Within the actual inference itself, we have partnered with folks working on sparsity. One company, Neural Magic, for example, has shown some tremendous results on Genoa CPUs – up to 1,000 times better than kind of off-the-shelf, unoptimized, Onyx runtime type of code. And this opens up doors for even thinking about how you could do generative AI inference, perhaps on a CPU.

But a broader picture, we’re seeing AI becoming part of a toolbox that programmers use. The headlines are taken up by ChatGPT, but the reality is that even in everyday programming, you’re starting to see smaller and medium-sized models come up.
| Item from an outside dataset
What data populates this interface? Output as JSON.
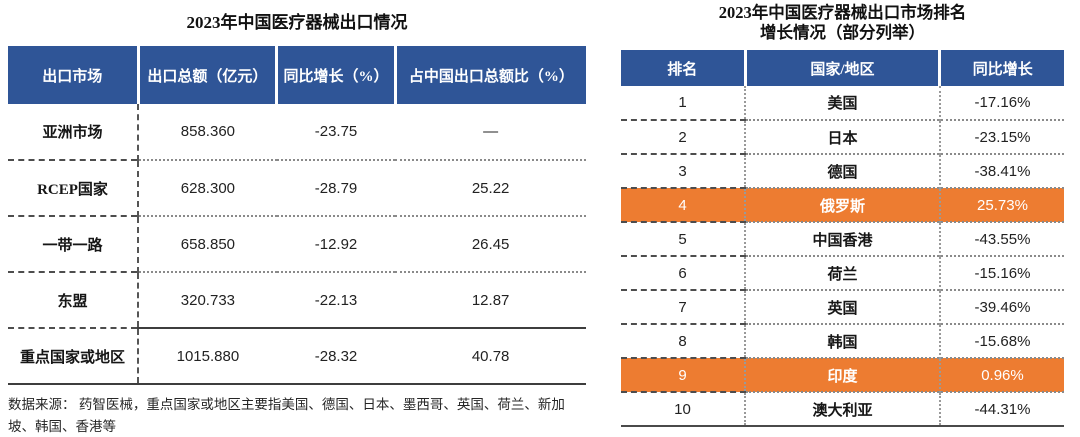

And these get integrated as part of the code flow, and then naturally fall into applications.

I think this is one of the ways that we're going to see, for example, enterprises adopting AI. In the ISV applications themselves, they will have smaller and medium models that are just used to help analyze data and to present data visuals more appropriately. I mean, you'll see right now, even with Microsoft Office, they have that little sidebar that shows all the different recommendations or how you want your slide to look, and that's probably a small AI model. So, you have things like that starting to kind of percolate their way into user interface design and data analytics. Those kinds of elements will start to proliferate.

Vlad: Oh, absolutely. One of the things that we looked at with my colleagues that specialize in looking at how you program an AI computer is that, in reality, there's a whole bunch of boring AI that we don't talk about that has tremendous business value. They've done a few case studies of just how much money a retail store has been able to save by deploying some very simple AI models. So, I think, yes, we did talk about the headlines of the coolest thing, but there's a lot of untapped business value in pretty simple AI models that could easily be run even on your phone. So, certainly on a highly efficient processor.

Kumaran: Yeah, absolutely.

Vlad: Well, we're very much looking forward to hearing more about the AMD sustainability journey and how one can utilize CPU innovation to change how the structure of the data center is done. So, I look forward to you joining us at the Omdia Analyst Summit, and I thank you for your time. 

Kumaran: Thank you very much, Vlad. It was a pleasure.